We have never met, and I doubt we ever will. However, not knowing you has never stopped me from having imaginary conversations with you, or from thinking about what you must be like. I used to envy you. I used to be jealous of you. I used to want nothing more than to be you.
But not anymore.
In this moment, I don’t know if my heart aches more for myself, or for you. See, I get to leave him behind, and I get to move on. I get to find someone who will love me, and who won’t fault me for caring. I get to find someone who will be there to hold onto during the tears, instead of being the one who caused them. I’ll get to find someone who loves me, and only wants me. Someone who will fall in love with me, with all my flaws and my edges; someone who won’t want to change me.
My heart aches for you because you won’t get that. My heart aches for you because even though I don’t know you, and even though we’re not friends, you deserve better. We all do.
If we were friends, I would tell you to run. I would tell you to slam the door and leave him and all of his shit behind. You don’t deserve someone who says he loves you but doesn’t know what the definition of love is. You don’t deserve someone who is searching for lust elsewhere the moment you turn your back.

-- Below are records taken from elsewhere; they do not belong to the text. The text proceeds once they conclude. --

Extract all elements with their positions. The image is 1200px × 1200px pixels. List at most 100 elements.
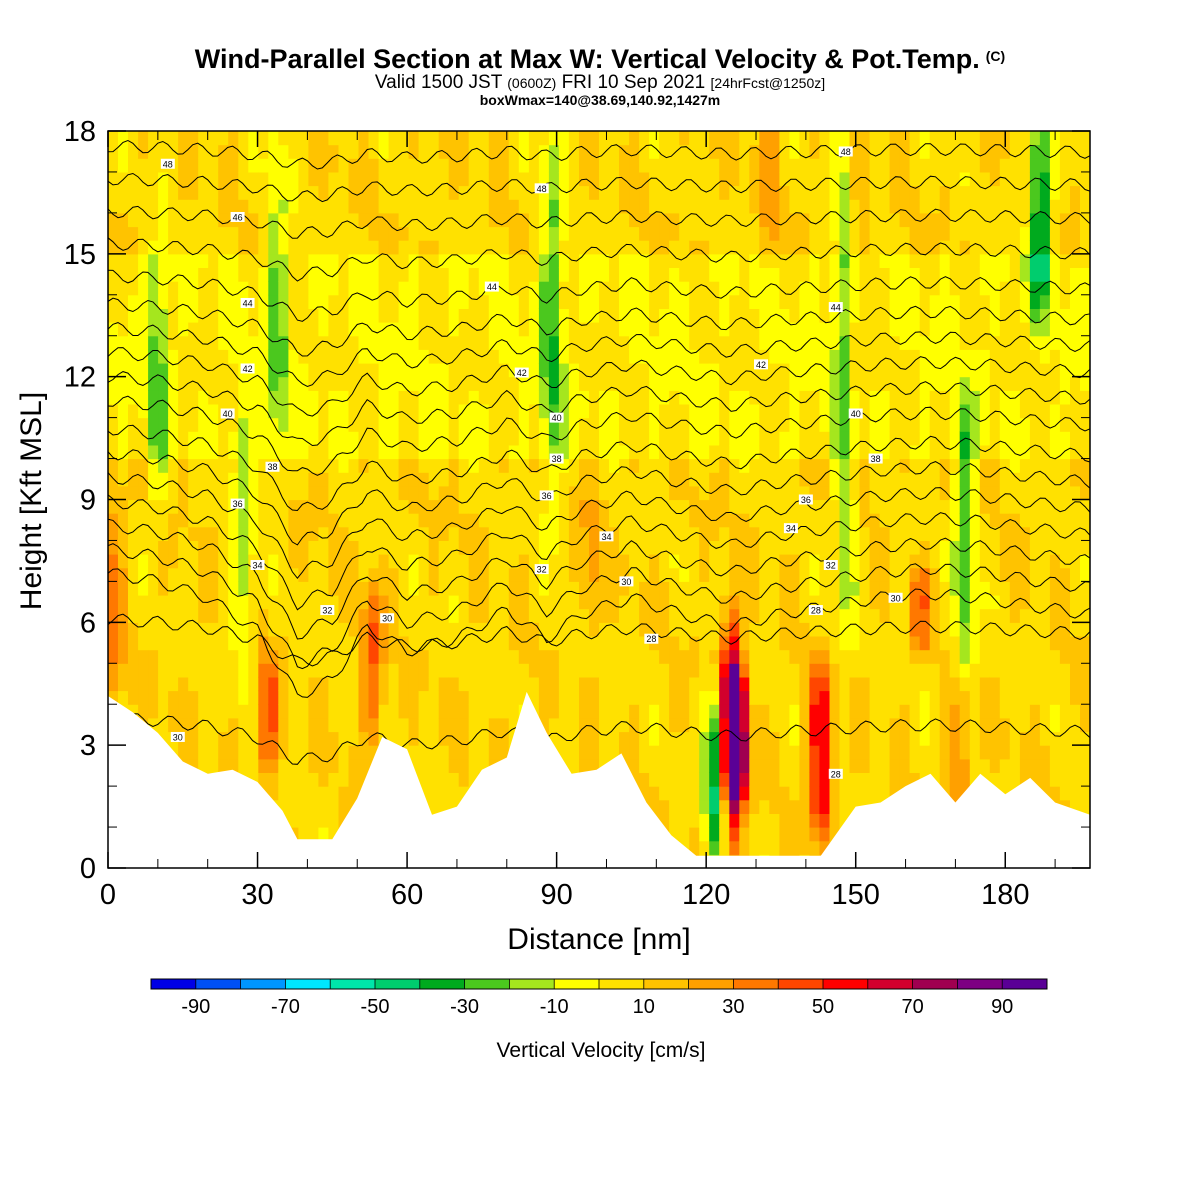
velocity-cell <box>498 281 510 296</box>
velocity-cell <box>438 322 450 337</box>
velocity-cell <box>158 240 169 255</box>
velocity-cell <box>368 240 380 255</box>
velocity-cell <box>488 444 500 460</box>
velocity-cell <box>158 199 169 214</box>
velocity-cell <box>889 308 901 323</box>
velocity-cell <box>528 595 540 610</box>
velocity-cell <box>108 444 119 460</box>
velocity-cell <box>478 690 490 705</box>
velocity-cell <box>498 171 510 187</box>
velocity-cell <box>138 540 149 555</box>
velocity-cell <box>218 199 229 214</box>
velocity-cell <box>699 786 710 801</box>
velocity-cell <box>999 376 1011 391</box>
velocity-cell <box>839 513 851 528</box>
velocity-cell <box>508 581 520 596</box>
velocity-cell <box>779 799 790 814</box>
velocity-cell <box>328 404 339 419</box>
velocity-cell <box>869 144 881 159</box>
velocity-cell <box>759 704 770 719</box>
velocity-cell <box>538 622 550 637</box>
velocity-cell <box>879 758 891 773</box>
velocity-cell <box>518 554 530 569</box>
velocity-cell <box>909 676 921 692</box>
velocity-cell <box>518 404 530 419</box>
velocity-cell <box>969 294 981 309</box>
velocity-cell <box>318 758 329 773</box>
velocity-cell <box>548 636 560 651</box>
velocity-cell <box>989 745 1001 760</box>
velocity-cell <box>699 294 710 309</box>
velocity-cell <box>368 540 380 555</box>
velocity-cell <box>288 199 299 214</box>
velocity-cell <box>418 608 430 623</box>
velocity-cell <box>358 581 370 596</box>
velocity-cell <box>448 758 460 773</box>
velocity-cell <box>929 281 941 296</box>
velocity-cell <box>899 595 911 610</box>
velocity-cell <box>198 349 209 364</box>
velocity-cell <box>709 745 720 760</box>
velocity-cell <box>699 281 710 296</box>
velocity-cell <box>478 144 490 159</box>
velocity-cell <box>178 636 189 651</box>
velocity-cell <box>218 185 229 200</box>
velocity-cell <box>268 731 279 746</box>
velocity-cell <box>248 717 259 733</box>
velocity-cell <box>999 417 1011 432</box>
velocity-cell <box>258 417 269 432</box>
velocity-cell <box>258 240 269 255</box>
velocity-cell <box>278 417 289 432</box>
velocity-cell <box>458 499 470 514</box>
velocity-cell <box>208 472 219 487</box>
velocity-cell <box>258 622 269 637</box>
velocity-cell <box>979 690 991 705</box>
velocity-cell <box>398 171 410 187</box>
velocity-cell <box>729 526 740 541</box>
velocity-cell <box>819 581 830 596</box>
velocity-cell <box>639 649 650 664</box>
velocity-cell <box>959 158 971 173</box>
velocity-cell <box>118 458 129 473</box>
velocity-cell <box>819 758 830 773</box>
velocity-cell <box>198 526 209 541</box>
velocity-cell <box>528 308 540 323</box>
velocity-cell <box>709 171 720 187</box>
velocity-cell <box>789 717 800 733</box>
velocity-cell <box>849 786 861 801</box>
velocity-cell <box>128 540 139 555</box>
velocity-cell <box>719 431 730 446</box>
velocity-cell <box>689 158 700 173</box>
velocity-cell <box>248 376 259 391</box>
velocity-cell <box>268 595 279 610</box>
velocity-cell <box>238 404 249 419</box>
velocity-cell <box>809 731 820 746</box>
velocity-cell <box>909 404 921 419</box>
velocity-cell <box>248 131 259 146</box>
velocity-cell <box>358 335 370 350</box>
velocity-cell <box>488 349 500 364</box>
velocity-cell <box>528 499 540 514</box>
velocity-cell <box>629 131 640 146</box>
velocity-cell <box>779 131 790 146</box>
velocity-cell <box>759 799 770 814</box>
velocity-cell <box>188 363 199 378</box>
velocity-cell <box>148 212 159 228</box>
velocity-cell <box>288 171 299 187</box>
vertical-velocity-field <box>108 131 1090 868</box>
velocity-cell <box>789 458 800 473</box>
velocity-cell <box>739 540 750 555</box>
velocity-cell <box>528 363 540 378</box>
velocity-cell <box>979 704 991 719</box>
velocity-cell <box>308 294 319 309</box>
velocity-cell <box>128 349 139 364</box>
velocity-cell <box>388 212 400 228</box>
velocity-cell <box>508 690 520 705</box>
velocity-cell <box>408 253 420 268</box>
velocity-cell <box>719 649 730 664</box>
velocity-cell <box>799 526 810 541</box>
velocity-cell <box>769 554 780 569</box>
velocity-cell <box>759 676 770 692</box>
velocity-cell <box>819 294 830 309</box>
velocity-cell <box>789 404 800 419</box>
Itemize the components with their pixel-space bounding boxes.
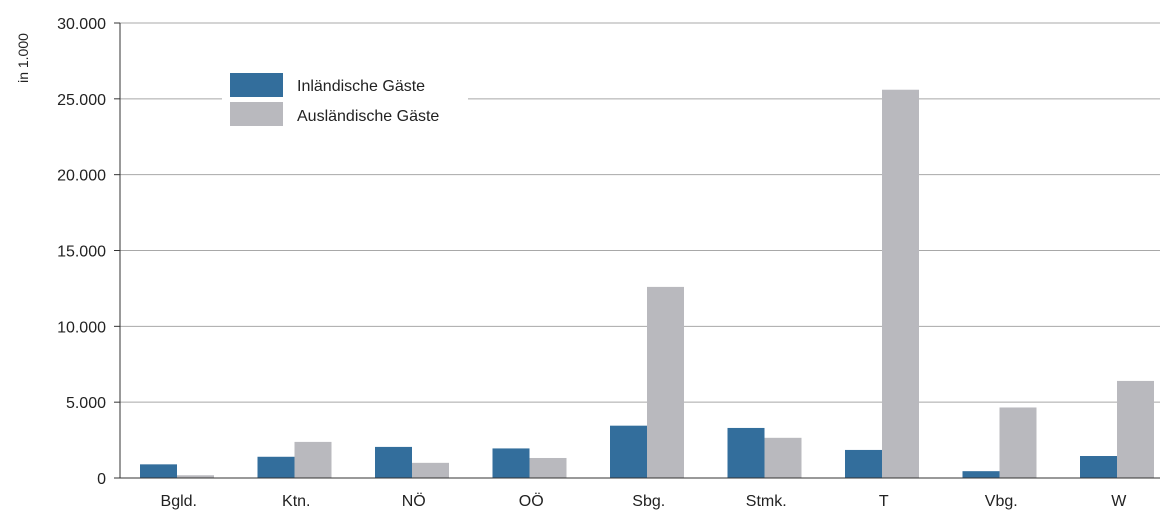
y-axis-title: in 1.000 bbox=[15, 33, 31, 83]
legend-swatch-inlaendische-gaeste bbox=[230, 73, 283, 97]
bar-auslaendische-gaeste-t bbox=[882, 89, 919, 478]
bar-auslaendische-gaeste-w bbox=[1117, 380, 1154, 478]
bar-auslaendische-gaeste-sbg bbox=[647, 286, 684, 478]
bar-inlaendische-gaeste-noe bbox=[375, 446, 412, 478]
bar-inlaendische-gaeste-vbg bbox=[962, 471, 1000, 478]
y-tick-label: 20.000 bbox=[57, 168, 106, 185]
x-tick-label: W bbox=[1111, 493, 1127, 510]
x-tick-label: Vbg. bbox=[985, 493, 1018, 510]
bar-inlaendische-gaeste-ktn bbox=[257, 456, 295, 478]
bar-auslaendische-gaeste-stmk bbox=[764, 437, 802, 478]
legend-swatch-auslaendische-gaeste bbox=[230, 102, 283, 126]
bar-auslaendische-gaeste-bgld bbox=[177, 475, 214, 478]
x-tick-label: NÖ bbox=[402, 492, 426, 510]
bar-inlaendische-gaeste-t bbox=[845, 449, 882, 478]
x-tick-label: Stmk. bbox=[746, 493, 787, 510]
y-tick-label: 0 bbox=[97, 471, 106, 488]
x-tick-label: Ktn. bbox=[282, 493, 310, 510]
y-tick-label: 10.000 bbox=[57, 319, 106, 336]
bar-inlaendische-gaeste-stmk bbox=[727, 427, 765, 478]
legend: Inländische Gäste Ausländische Gäste bbox=[222, 69, 468, 131]
bar-inlaendische-gaeste-sbg bbox=[610, 425, 647, 478]
y-axis: 0 5.000 10.000 15.000 20.000 25.000 30.000 bbox=[57, 16, 121, 488]
x-tick-label: T bbox=[879, 493, 889, 510]
x-tick-label: Bgld. bbox=[161, 493, 197, 510]
x-axis: Bgld. Ktn. NÖ OÖ Sbg. Stmk. T Vbg. W bbox=[120, 477, 1160, 510]
bars bbox=[140, 89, 1154, 478]
legend-label-inlaendische-gaeste: Inländische Gäste bbox=[297, 78, 425, 95]
x-tick-label: Sbg. bbox=[632, 493, 665, 510]
y-tick-label: 30.000 bbox=[57, 16, 106, 33]
bar-inlaendische-gaeste-ooe bbox=[492, 448, 530, 478]
y-tick-label: 15.000 bbox=[57, 244, 106, 261]
x-tick-label: OÖ bbox=[519, 492, 544, 510]
bar-auslaendische-gaeste-vbg bbox=[999, 407, 1037, 478]
bar-auslaendische-gaeste-noe bbox=[412, 462, 449, 478]
y-tick-label: 25.000 bbox=[57, 92, 106, 109]
legend-label-auslaendische-gaeste: Ausländische Gäste bbox=[297, 108, 439, 125]
bar-inlaendische-gaeste-w bbox=[1080, 456, 1117, 478]
bar-inlaendische-gaeste-bgld bbox=[140, 464, 177, 478]
bar-auslaendische-gaeste-ktn bbox=[294, 441, 332, 478]
bar-auslaendische-gaeste-ooe bbox=[529, 457, 567, 478]
y-tick-label: 5.000 bbox=[66, 395, 106, 412]
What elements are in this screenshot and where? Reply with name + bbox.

You deserve to know true happiness. You might think that that’s what this is. You might think that looking into his eyes there is no truer vision of the future. You’re probably so excited to start your lives together. From now until forever. Forever. Today is the beginning of the rest of your life. And my heart aches for you if you choose to spend it with him. But oh how easy it is to fall for him. I should know.
I hope you are a strong woman. If not, you’ll be forced to grow into one. Because one day, maybe not tomorrow, maybe not next year, maybe not five years from now, but one day, he will break you.
I hope this day does not come. And I hope that he changes. But I know he won’t.
He’ll think he has. He’ll think that he finally knows what it means to be in love. He already thinks he does. But he doesn’t. He wants to love you. He wants to believe that he is the man for you. And he truly does believe that you are the woman for him. He thinks you’re too smart for him, and he’s probably right. It’s funny isn’t it? How you can be so intelligent and yet so naïve?
I hope that one day he truly starts loving you in the way you deserve to be loved. I hope that he can be the prince, the one you dreamt about when you were a little girl. I hope that he can sweep you off your feet on his white horse, and that it is magical, because we all deserve a little magic in our lives. But if this doesn’t happen, and if he causes you pain, I hope more than anything that you learn to walk away. That you learn that he doesn’t deserve a second chance, and certainly not a third or a fourth, or however many you will want to give him. He’ll beg and he’ll plead, he might even cry.
I hope you have the strength and the courage to slowly walk away.
But if we were friends, I would tell you to run.